A race equality campaigner who rose from humble beginnings on a Leicester council estate to sit in the House of Lords has been honoured by the University of Leicester.
A mainstay of The Powerlist, which brings together professional role models for young people of African and African Caribbean heritage in the UK, Simon Woolley is a passionate advocate for racial equality, who has enjoyed a decorated career in British politics
A Crossbench member in the House of Lords, Lord Woolley is the founder of Operation Black Vote – an initiative dedicated to addressing the democratic deficit. Using his prominence to raise awareness of race inequalities, Simon has spread awareness of inequalities in health, education and employment.
Today (Tuesday 18 July), the University of Leicester formally recognised Lord Woolley’s achievements, by awarding him an Honorary Doctorate of Laws during a graduation ceremony, held at De Montfort Hall.
After accepting his doctorate, Lord Woolley gave a passionate speech to the hundreds of new Leicester graduates present at the ceremony.

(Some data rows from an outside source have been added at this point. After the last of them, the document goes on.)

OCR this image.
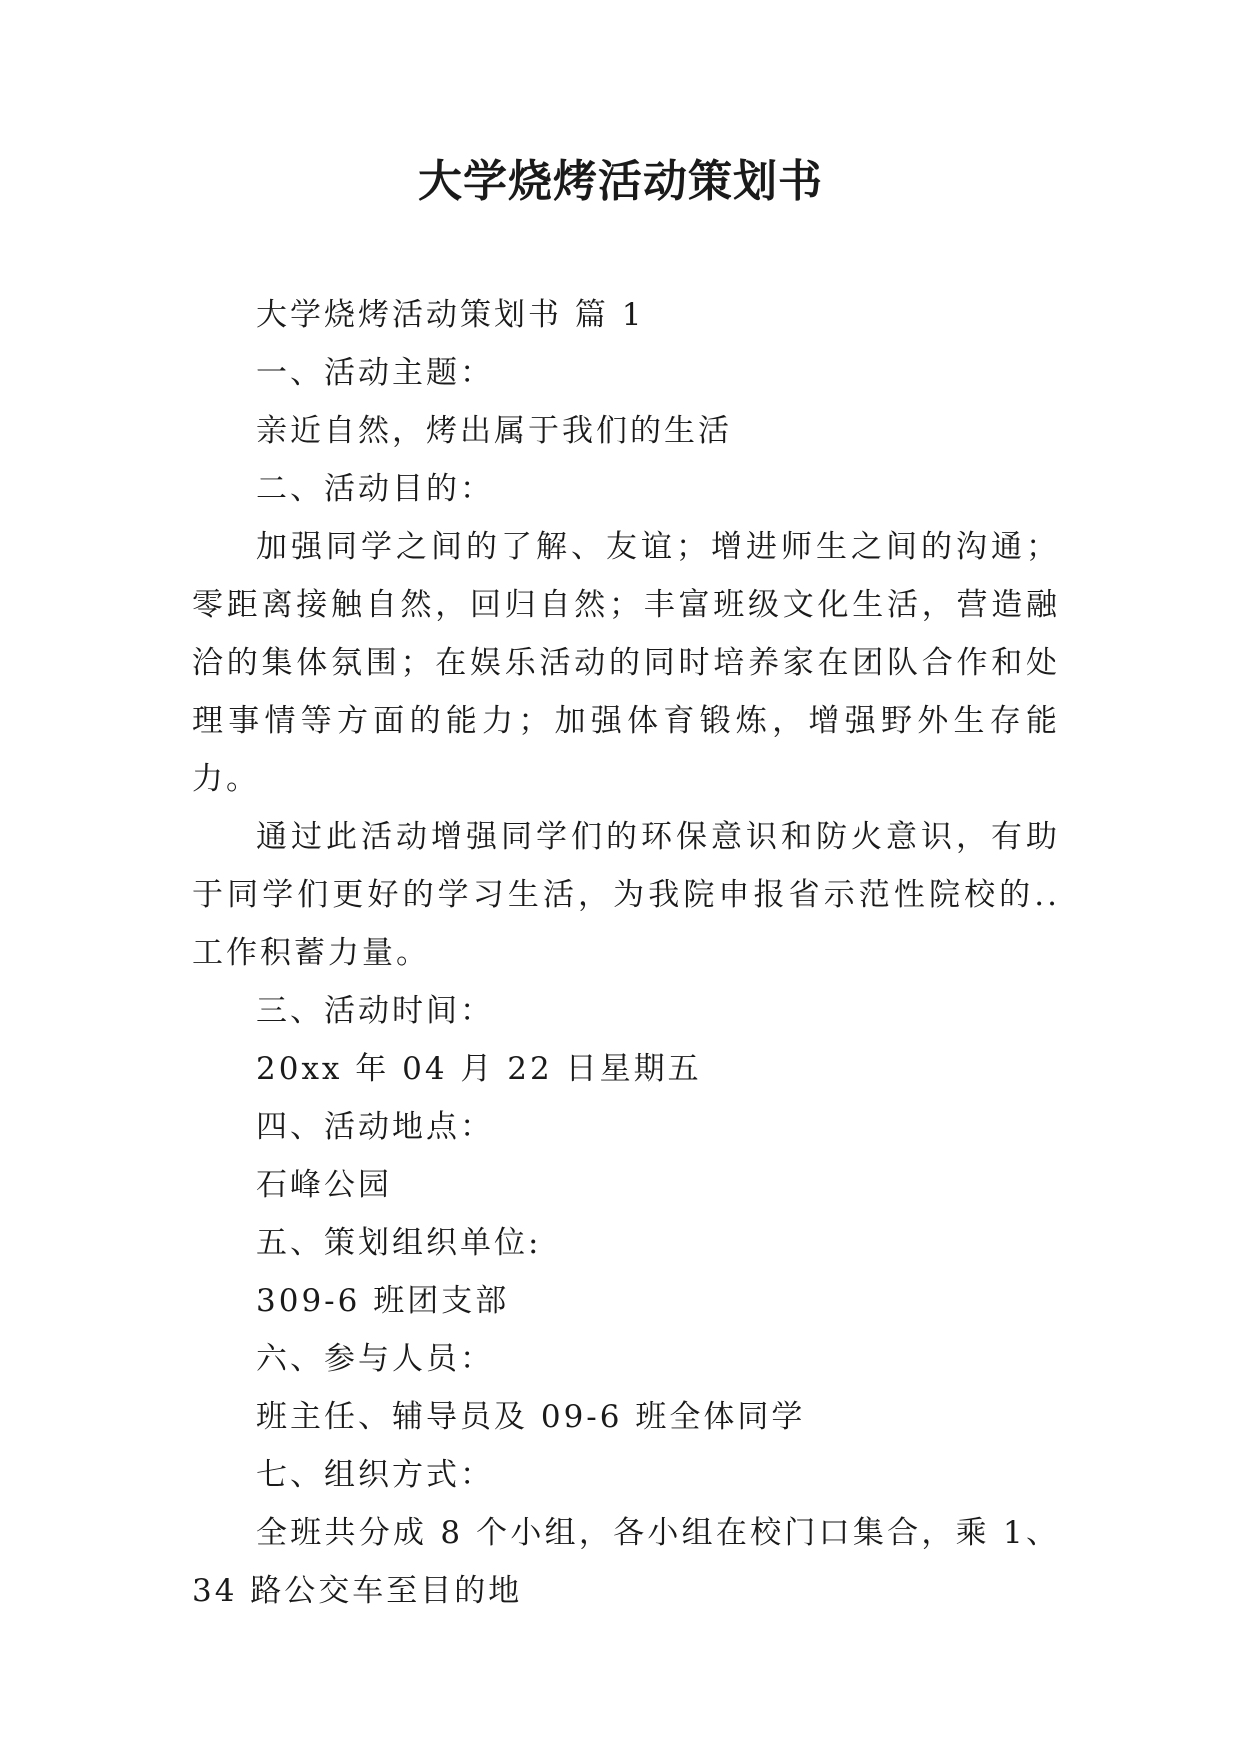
大学烧烤活动策划书

大学烧烤活动策划书 篇 1

一、活动主题：

亲近自然，烤出属于我们的生活

二、活动目的：

加强同学之间的了解、友谊；增进师生之间的沟通；零距离接触自然，回归自然；丰富班级文化生活，营造融洽的集体氛围；在娱乐活动的同时培养家在团队合作和处理事情等方面的能力；加强体育锻炼，增强野外生存能力。

通过此活动增强同学们的环保意识和防火意识，有助于同学们更好的学习生活，为我院申报省示范性院校的..工作积蓄力量。

三、活动时间：

20xx 年 04 月 22 日星期五

四、活动地点：

石峰公园

五、策划组织单位:

309-6 班团支部

六、参与人员：

班主任、辅导员及 09-6 班全体同学

七、组织方式：

全班共分成 8 个小组，各小组在校门口集合，乘 1、34 路公交车至目的地
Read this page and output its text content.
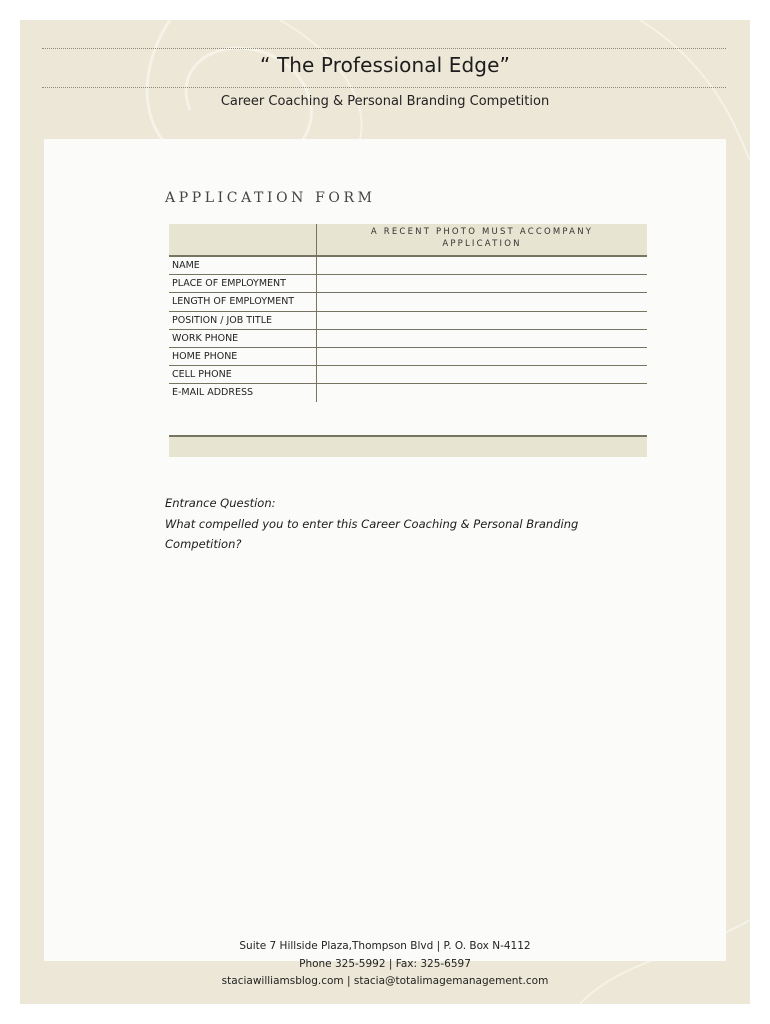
“ The Professional Edge”
Career Coaching & Personal Branding Competition
APPLICATION FORM
A RECENT PHOTO MUST ACCOMPANY
APPLICATION
NAME
PLACE OF EMPLOYMENT
LENGTH OF EMPLOYMENT
POSITION / JOB TITLE
WORK PHONE
HOME PHONE
CELL PHONE
E-MAIL ADDRESS
Entrance Question:
What compelled you to enter this Career Coaching & Personal Branding Competition?
Suite 7 Hillside Plaza,Thompson Blvd | P. O. Box N-4112
Phone 325-5992 | Fax: 325-6597
staciawilliamsblog.com | stacia@totalimagemanagement.com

A visibly emotional Lord Woolley said: “I am a little overwhelmed. It gives me immense pride, honour and gratitude to bestowed such an honour. Above all, with it being here, in Leicester.
“I was made in Leicester, on the St Matthew’s estate, to be precise. In the 1960s when racism was rife. The skinheads used to prowl the streets looking for black and brown people to beat up. Leicester made me. Sometimes we had to physically fight those skinheads who tried to terrorise us.”
Lord Woolley told the graduates: “Today is a significant day in your lives. Martin Luther King said intelligence is not enough, true education is about having intelligence and character. This university has bestowed both on you.
“We [the University and I] are not asking for your success, we’re demanding it. Our society demands it.
“Feel the presence of your talent, feel your ambition of what you might do, made in Leicester.”
President and Vice-Chancellor of the University of Leicester, Professor Nishan Canagarajah, said: “Lord Woolley’s life story is worthy of a movie script, such has been his journey from humble beginnings here in Leicester to his role in politics and advocating for racial equality.
“He’s a true Citizen of Change and his impact cannot be underestimated – having opened doors for so many people who might have felt politics is not for them.
“I would like to congratulate Lord Woolley on his honorary award and thank him for attending our graduation ceremony, where he was able to inspire our new generation of graduates.”